You Can’t Rush a Good Story – Tim Campbell
Actor Tim Campbell has performed in six seasons with the Stratford Festival, and has done work with Tarragon, Theatre Aquarius, Chicago Shakespeare Theatre, and Theatre Orangeville. Tim also starred in our production of Who’s Afraid of Virginia Woolf? in 2009, and plays the role of Happy in our upcoming production of Death of a Salesman.
We are now into our third week. In the last show I was in – and it is a lamentably common situation in this country – that meant we were adding tech and getting ready to open. And though it is possible to rehearse a play in three weeks, it forces actors into a kind of “first choice = best choice” style of performance, where as long as you can be seen, heard, you’re not bumping into furniture or fellow actors and you are making some semblance of sense out of the play, well, that’s good enough. One of the gifts of working for Soulpepper is that we have roughly twice that amount of time. It is a gift of particular value in this case, as the story we are telling is structurally complex, massively rich and full of detail. It is a treat to feel – as I do right now, halfway through the rehearsal process – that we have adequate time to examine and experiment with all of those things which make good theatre: relationships, character detail, clear storytelling, truth.
Another direct result of having proper time to rehearse is that you can focus your thinking and concentrate on different areas of approach. In the first week or so, I was thinking a lot about Hap (the character I’m playing), and trying to reverse-engineer – from the situations we see him in and the things he says – what sort of a man finds himself in those situations and says those things? These days, I have been thinking a great deal about family and love. At the centre of this play are four people who have an enormously complicated relationship – troubled, yes, but also filled with love – like most of our families. It is an acting priority of mine to pay a lot of attention to how and where we see the love between Hap and his family.
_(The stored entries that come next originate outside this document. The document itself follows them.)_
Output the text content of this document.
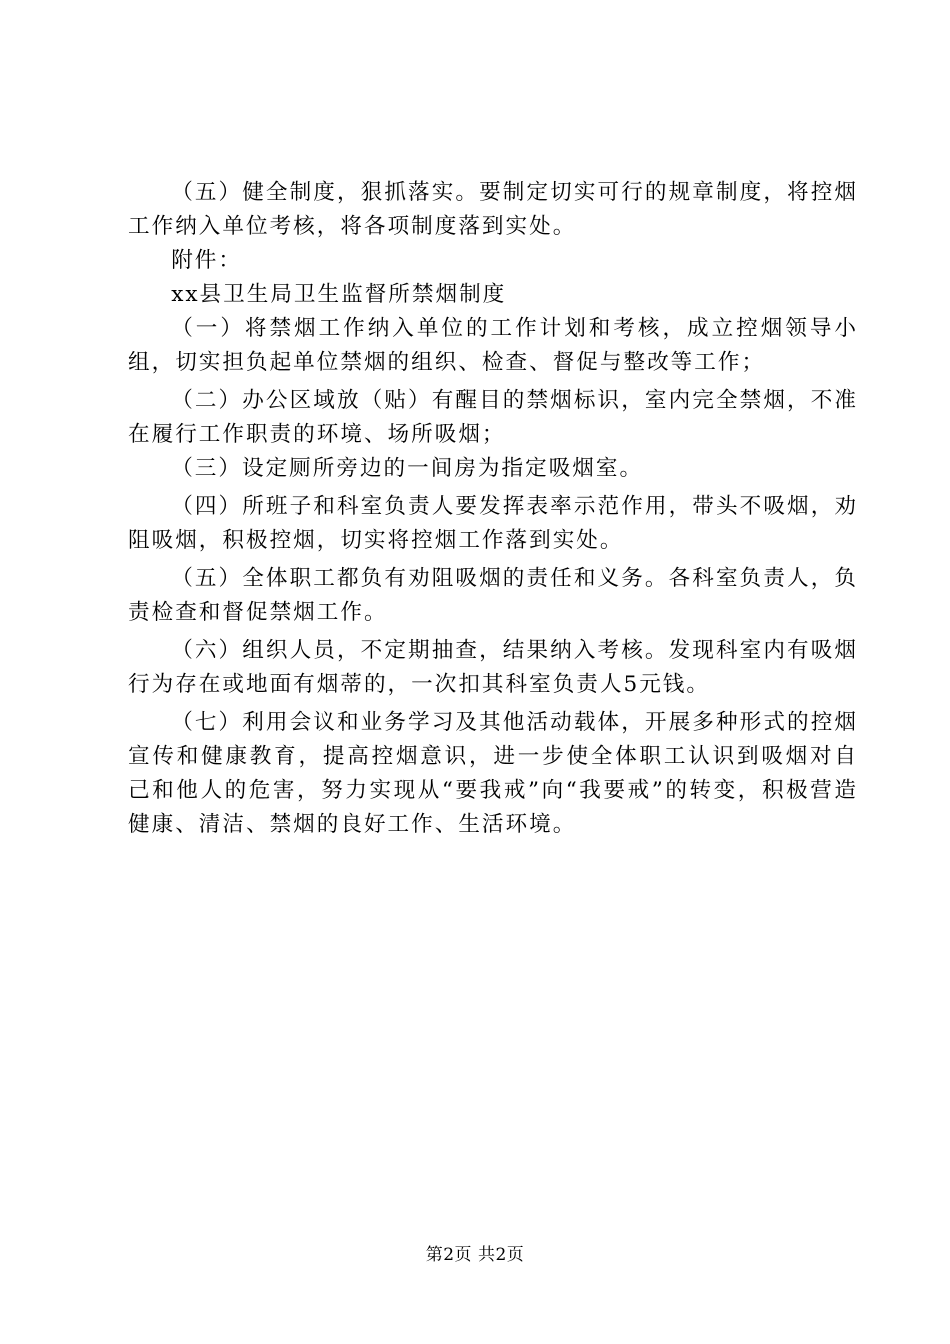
（五）健全制度，狠抓落实。要制定切实可行的规章制度，将控烟工作纳入单位考核，将各项制度落到实处。

附件：

xx县卫生局卫生监督所禁烟制度

（一）将禁烟工作纳入单位的工作计划和考核，成立控烟领导小组，切实担负起单位禁烟的组织、检查、督促与整改等工作；

（二）办公区域放（贴）有醒目的禁烟标识，室内完全禁烟，不准在履行工作职责的环境、场所吸烟；

（三）设定厕所旁边的一间房为指定吸烟室。

（四）所班子和科室负责人要发挥表率示范作用，带头不吸烟，劝阻吸烟，积极控烟，切实将控烟工作落到实处。

（五）全体职工都负有劝阻吸烟的责任和义务。各科室负责人，负责检查和督促禁烟工作。

（六）组织人员，不定期抽查，结果纳入考核。发现科室内有吸烟行为存在或地面有烟蒂的，一次扣其科室负责人5元钱。

（七）利用会议和业务学习及其他活动载体，开展多种形式的控烟宣传和健康教育，提高控烟意识，进一步使全体职工认识到吸烟对自己和他人的危害，努力实现从“要我戒”向“我要戒”的转变，积极营造健康、清洁、禁烟的良好工作、生活环境。

第2页 共2页
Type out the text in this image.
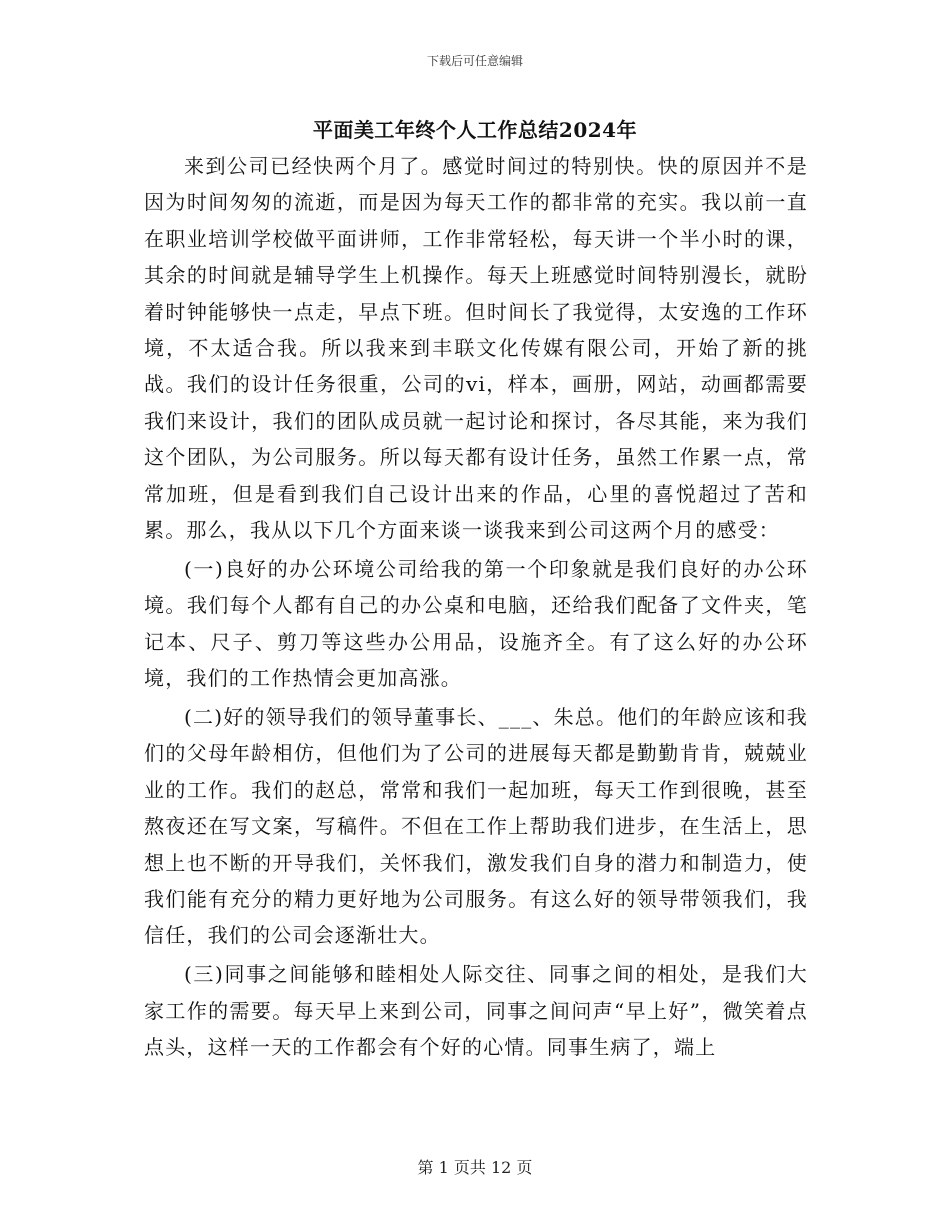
下载后可任意编辑
平面美工年终个人工作总结2024年

来到公司已经快两个月了。感觉时间过的特别快。快的原因并不是因为时间匆匆的流逝，而是因为每天工作的都非常的充实。我以前一直在职业培训学校做平面讲师，工作非常轻松，每天讲一个半小时的课，其余的时间就是辅导学生上机操作。每天上班感觉时间特别漫长，就盼着时钟能够快一点走，早点下班。但时间长了我觉得，太安逸的工作环境，不太适合我。所以我来到丰联文化传媒有限公司，开始了新的挑战。我们的设计任务很重，公司的vi，样本，画册，网站，动画都需要我们来设计，我们的团队成员就一起讨论和探讨，各尽其能，来为我们这个团队，为公司服务。所以每天都有设计任务，虽然工作累一点，常常加班，但是看到我们自己设计出来的作品，心里的喜悦超过了苦和累。那么，我从以下几个方面来谈一谈我来到公司这两个月的感受：

(一)良好的办公环境公司给我的第一个印象就是我们良好的办公环境。我们每个人都有自己的办公桌和电脑，还给我们配备了文件夹，笔记本、尺子、剪刀等这些办公用品，设施齐全。有了这么好的办公环境，我们的工作热情会更加高涨。

(二)好的领导我们的领导董事长、___、朱总。他们的年龄应该和我们的父母年龄相仿，但他们为了公司的进展每天都是勤勤肯肯，兢兢业业的工作。我们的赵总，常常和我们一起加班，每天工作到很晚，甚至熬夜还在写文案，写稿件。不但在工作上帮助我们进步，在生活上，思想上也不断的开导我们，关怀我们，激发我们自身的潜力和制造力，使我们能有充分的精力更好地为公司服务。有这么好的领导带领我们，我信任，我们的公司会逐渐壮大。

(三)同事之间能够和睦相处人际交往、同事之间的相处，是我们大家工作的需要。每天早上来到公司，同事之间问声“早上好”，微笑着点点头，这样一天的工作都会有个好的心情。同事生病了，端上

第 1 页共 12 页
And ridiculous good fortune has given me, every day in rehearsal, the opportunity to examine how to act that kind of love. The emotional shorthand and effortless history that Joe Ziegler (Willy) and Nancy Palk (Linda) bring into the room is breathtaking. They are real-life husband and wife, and watching them rehearse together is a constant lesson in achieving nuance and honesty on stage. Their personal history is palpable, and serves as a great guide to both me and Ari, who are playing their sons.
So with regret and affection, I am forced to disagree with the late and much missed Richard Monette, who once in a fit of half-feigned outrage said to me in a bar, “Rehearsal time? REHEARSAL TIME! That’s all actors ever talk about. Pfff. If you give them more rehearsal time, it just takes them longer to learn their lines!”
We are not just learning lines these days. We are learning about the story we are going to tell. But I promise to be off-book soon.